I have got code that is meant to extract text from a user created rectangle on a PDF.
I am using ITextSharp for this.
The user inputs the co-ordinates of where they want the rectangle to be and they can 'preview' the rectangle, which draws a red rectangle over their pdf, or 'generate' a new pdf, which is meant to capture text within that rectangle and add an extra page to the pdf with just this text.
My issue is, the text is being captured from an area completely seperate to the preview rectangle. Both rectangles are created in the same way:
//Preview rectangle code
var xfer = ConvertToPoint(Convert.ToDouble(ULTB.Text));
var yfer = ConvertToPoint(Convert.ToDouble(LLTB.Text));
var uxfer = ConvertToPoint(Convert.ToDouble(URTB.Text));
var uyfer = ConvertToPoint(Convert.ToDouble(LRTB.Text));
iTextSharp.text.Rectangle rect = new iTextSharp.text.Rectangle((float)xfer, (float)yfer, (float)uxfer, (float)uyfer);
This rectangle is then drawn onto the user document.

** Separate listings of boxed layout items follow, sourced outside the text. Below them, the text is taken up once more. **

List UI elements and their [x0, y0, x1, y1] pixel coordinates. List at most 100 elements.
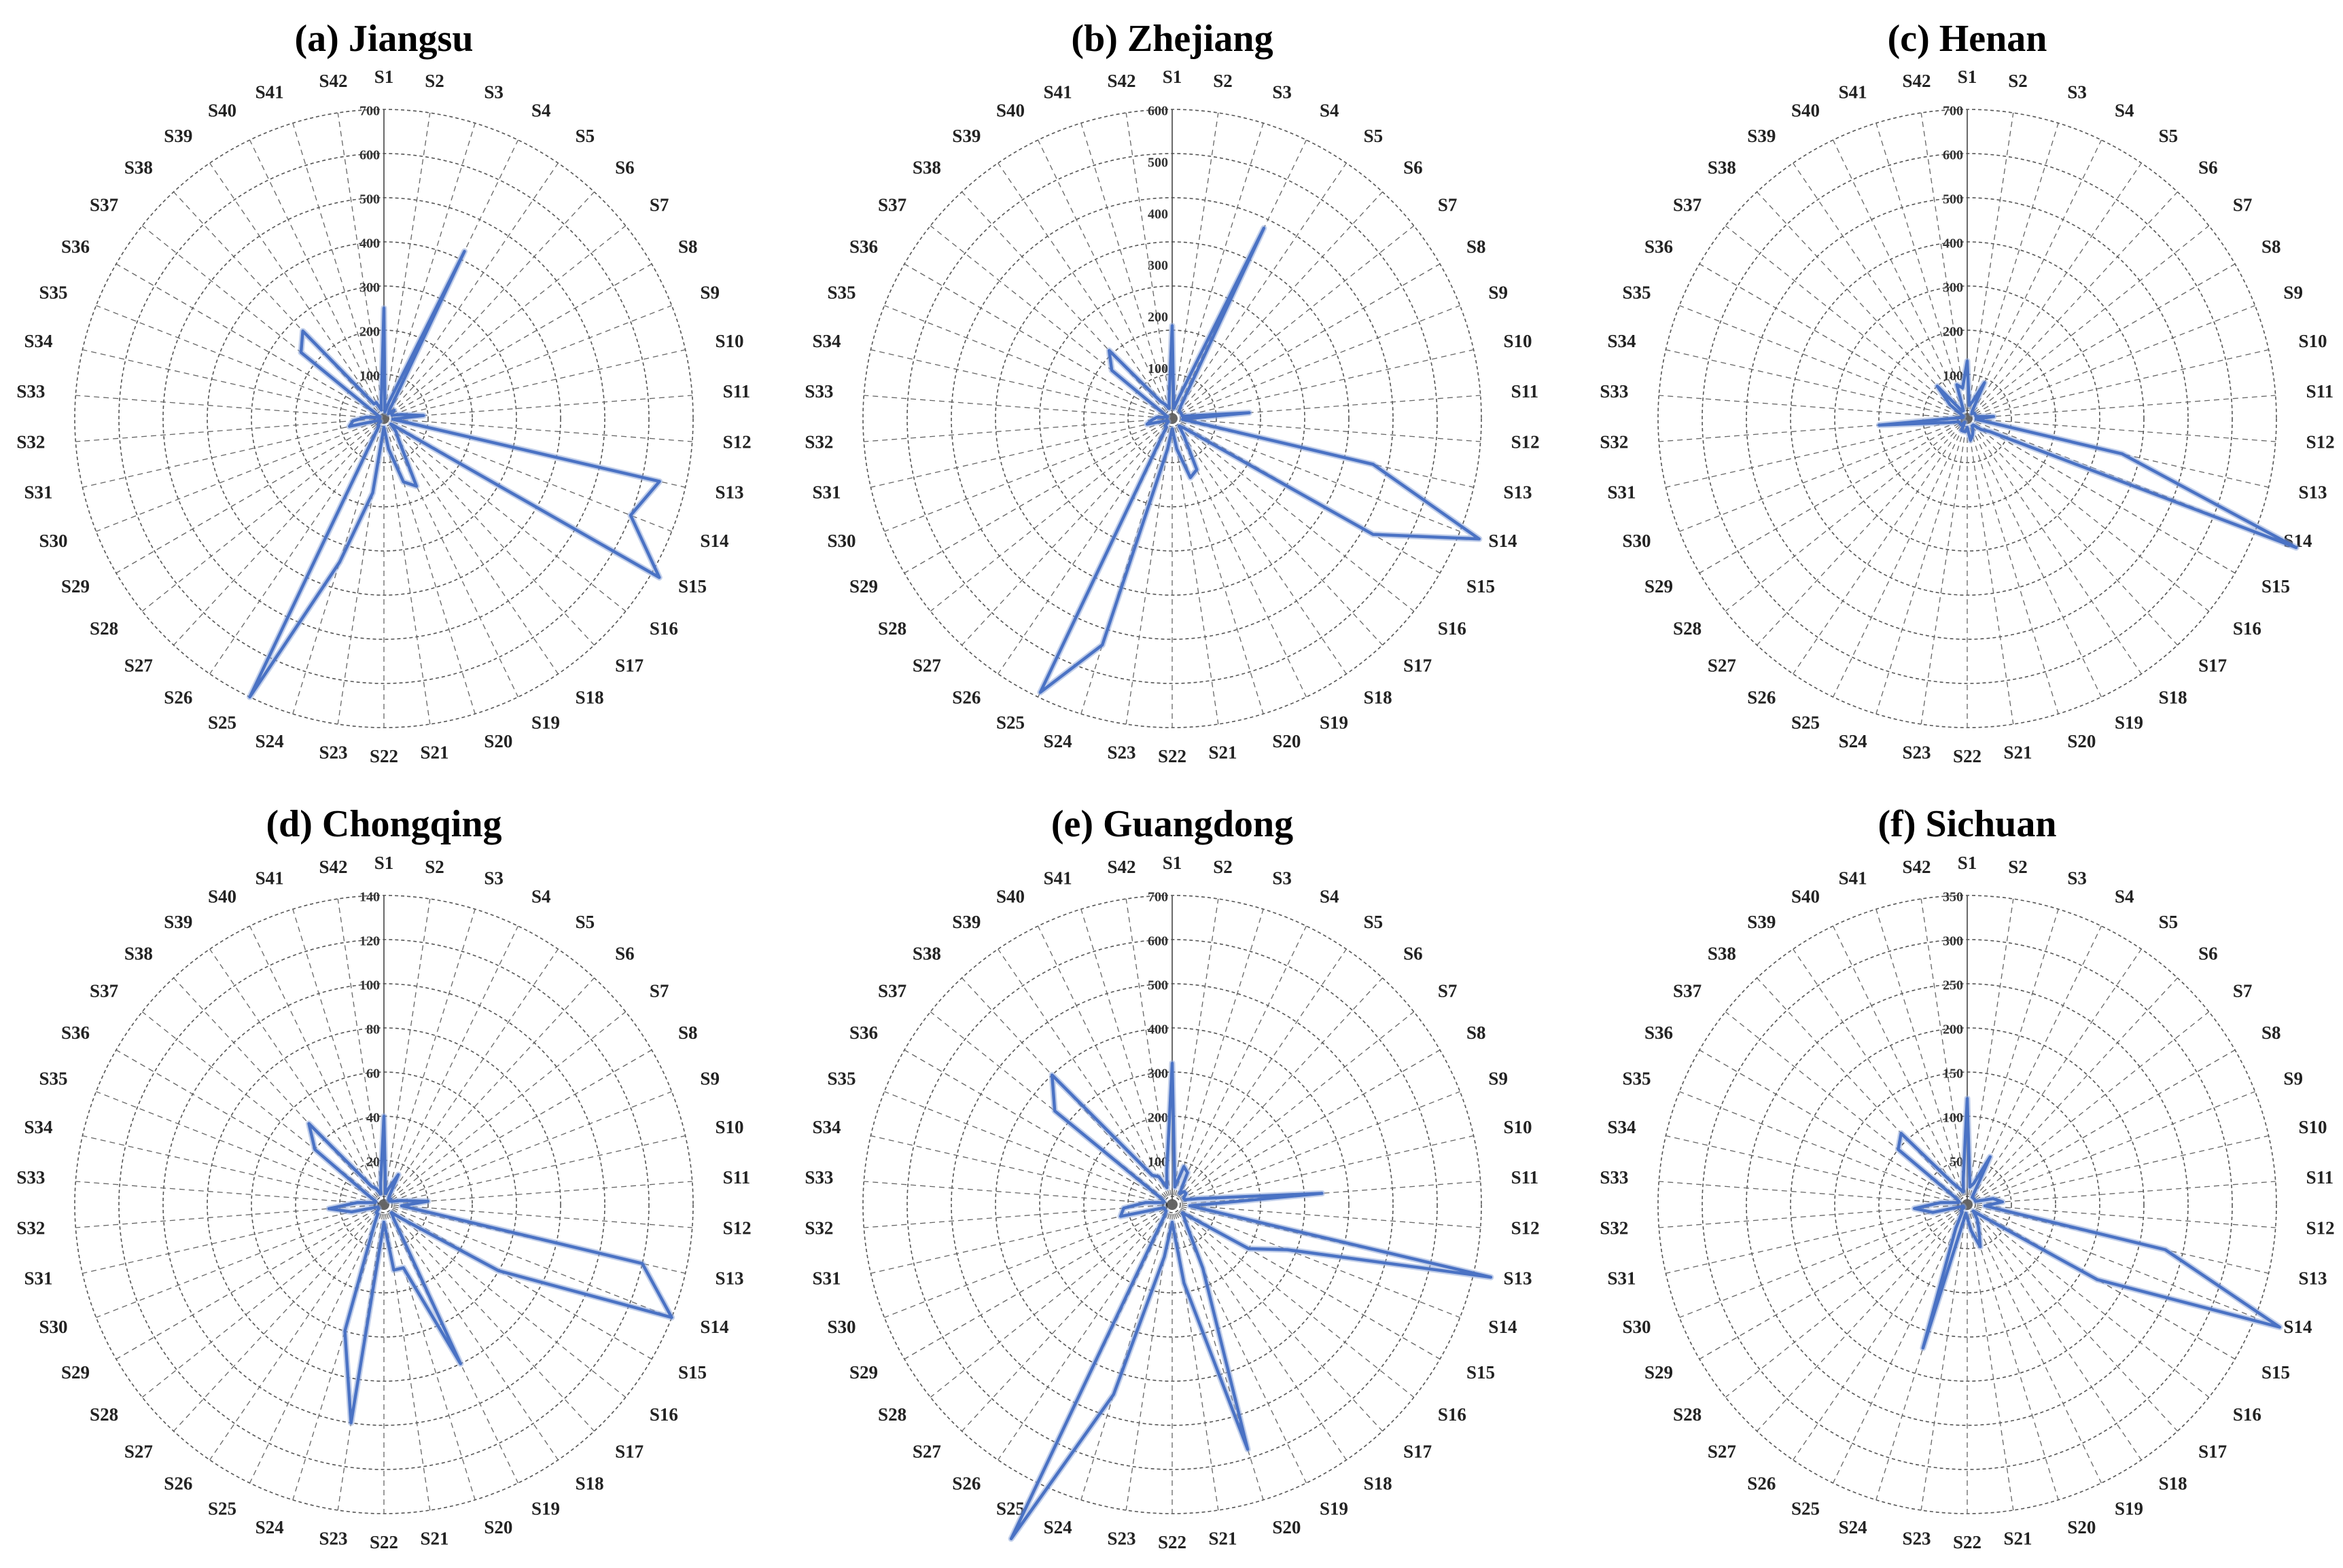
spoke-label-s37: S37: [1673, 194, 1702, 215]
spoke-line: [1967, 1049, 2236, 1205]
data-point-s37: [1110, 369, 1113, 372]
spoke-line: [1920, 112, 1968, 419]
data-point-s32: [1150, 418, 1153, 421]
radar-panel: (f) Sichuan S1 S2 S3 S4 S5 S6 S7 S8 S9 S10 S11 S12 S1…: [1600, 803, 2334, 1552]
spoke-label-s19: S19: [531, 1499, 560, 1519]
data-point-s21: [1182, 1282, 1185, 1285]
spoke-line: [1757, 1204, 1968, 1431]
spoke-line: [1967, 305, 2255, 419]
data-point-s23: [372, 491, 374, 494]
spoke-line: [998, 418, 1173, 675]
data-point-s6: [387, 412, 390, 415]
spoke-label-s23: S23: [319, 1529, 347, 1549]
spoke-label-s27: S27: [913, 656, 941, 676]
spoke-line: [1172, 263, 1441, 419]
spoke-label-s18: S18: [2159, 687, 2187, 707]
data-point-s38: [1108, 349, 1110, 352]
data-point-s13: [1372, 463, 1375, 465]
spoke-line: [930, 1204, 1173, 1398]
spoke-label-s12: S12: [2306, 1218, 2335, 1239]
data-point-s17: [395, 430, 398, 433]
spoke-label-s42: S42: [319, 857, 347, 877]
spoke-label-s18: S18: [2159, 1473, 2187, 1493]
data-point-s25: [1010, 1537, 1012, 1540]
spoke-label-s31: S31: [24, 482, 53, 502]
spoke-label-s4: S4: [531, 887, 551, 907]
spoke-label-s17: S17: [2198, 1442, 2227, 1462]
spoke-label-s10: S10: [715, 1117, 743, 1137]
data-point-s21: [1176, 448, 1178, 450]
spoke-label-s29: S29: [849, 1362, 878, 1383]
data-point-s5: [1971, 410, 1973, 412]
data-point-s10: [400, 1199, 402, 1202]
spoke-line: [1172, 162, 1347, 419]
radial-tick-label: 100: [1943, 1111, 1963, 1126]
spoke-line: [1967, 192, 2178, 419]
spoke-label-s27: S27: [124, 1442, 153, 1462]
spoke-label-s7: S7: [2233, 980, 2253, 1001]
spoke-label-s34: S34: [24, 331, 53, 351]
data-point-s14: [629, 514, 632, 516]
spoke-label-s30: S30: [828, 531, 856, 551]
spoke-label-s25: S25: [208, 713, 236, 733]
spoke-label-s40: S40: [1791, 887, 1820, 907]
spoke-line: [1725, 418, 1968, 612]
spoke-line: [1967, 1204, 2059, 1500]
spoke-line: [383, 418, 595, 645]
radial-tick-label: 100: [1148, 1155, 1168, 1170]
data-point-s37: [300, 351, 302, 354]
data-point-s7: [389, 1198, 392, 1200]
radial-tick-label: 250: [1943, 978, 1963, 993]
spoke-line: [1757, 192, 1968, 419]
spoke-line: [383, 395, 692, 419]
spoke-label-s42: S42: [1107, 71, 1135, 91]
spoke-line: [1172, 418, 1383, 645]
spoke-label-s9: S9: [2283, 283, 2303, 303]
data-point-s23: [1163, 1255, 1165, 1258]
spoke-label-s20: S20: [2067, 1517, 2096, 1537]
spoke-line: [173, 1204, 385, 1431]
spoke-line: [383, 1204, 692, 1228]
spoke-line: [383, 418, 627, 612]
spoke-line: [1172, 1204, 1347, 1461]
spoke-line: [383, 123, 476, 419]
data-point-s18: [1182, 434, 1185, 437]
spoke-label-s38: S38: [124, 944, 153, 964]
data-point-s14: [1286, 1248, 1288, 1251]
data-point-s14: [2295, 546, 2297, 549]
spoke-line: [1666, 1204, 1968, 1274]
spoke-label-s10: S10: [1503, 331, 1532, 351]
spoke-line: [1679, 1091, 1968, 1205]
spoke-label-s26: S26: [1747, 687, 1776, 707]
radial-tick-label: 300: [1148, 1067, 1168, 1082]
spoke-label-s8: S8: [1466, 236, 1486, 257]
spoke-label-s22: S22: [370, 746, 398, 766]
panel-title: (a) Jiangsu: [295, 18, 474, 60]
spoke-line: [962, 1204, 1173, 1431]
data-point-s24: [344, 1330, 347, 1332]
spoke-label-s39: S39: [164, 126, 192, 146]
data-point-s24: [1101, 643, 1104, 646]
panel-title: (b) Zhejiang: [1071, 18, 1273, 60]
spoke-line: [1172, 305, 1460, 419]
data-point-s24: [1962, 430, 1965, 433]
spoke-label-s32: S32: [16, 432, 45, 452]
data-point-s13: [1490, 1276, 1492, 1279]
spoke-line: [1080, 123, 1173, 419]
spoke-line: [116, 263, 385, 419]
spoke-label-s33: S33: [16, 1167, 45, 1188]
spoke-line: [383, 349, 686, 419]
data-point-s33: [1144, 1201, 1147, 1204]
spoke-line: [1080, 909, 1173, 1205]
data-point-s37: [1897, 1148, 1899, 1151]
spoke-line: [383, 1204, 595, 1431]
spoke-label-s1: S1: [1958, 67, 1977, 87]
spoke-label-s33: S33: [16, 381, 45, 402]
spoke-line: [383, 162, 559, 419]
data-point-s10: [1975, 415, 1977, 418]
spoke-label-s22: S22: [370, 1532, 398, 1552]
spoke-label-s24: S24: [256, 731, 284, 751]
data-point-s4: [397, 1173, 400, 1176]
spoke-line: [1666, 418, 1968, 488]
spoke-line: [1125, 418, 1173, 725]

(ConvertToPoint just converts the user input into a point rather than mm)
Using the exact same user input, the rectangle created by the following code is in a different location:
var xfer = ConvertToPoint(Convert.ToDouble(ULTB.Text));
var yfer = ConvertToPoint(Convert.ToDouble(LLTB.Text));
var uxfer = ConvertToPoint(Convert.ToDouble(URTB.Text));
var uyfer = ConvertToPoint(Convert.ToDouble(LRTB.Text));
RenderFilter[] filters = new RenderFilter[1];
LocationTextExtractionStrategy regionFilter = new LocationTextExtractionStrategy();
filters[0] = new RegionTextRenderFilter(new iTextSharp.text.Rectangle((float)xfer, (float)yfer, (float)uxfer, (float)uyfer));
FilteredTextRenderListener strategy = new FilteredTextRenderListener(regionFilter, filters);
String result = PdfTextExtractor.GetTextFromPage(reader, x, strategy);
The above code should get the text from the position from the users coordinates but is not, any ideas?
I've attached the PDF onto Google drive, with a lot of text redacted
The red rectangle is what i get via the preview code and the text towards the bottom of the document is whats being picked up by the text capture
The problem is that the page rotation property is not 0 here.
iTextSharp has the "feature" of by default transforming the coordinates in changes you apply to the content to align to the page rotation. It does not likewise transform the coordinates during text extraction.
Fortunately iTextSharp allows to switch off that transformation, if you have a PdfStamper pdfStamper
, simply set
pdfStamper.RotateContents = false;
right after initializing the stamper.
Of course this means that you have to take the page rotation into account in your code. But it also means that you can do so consistently.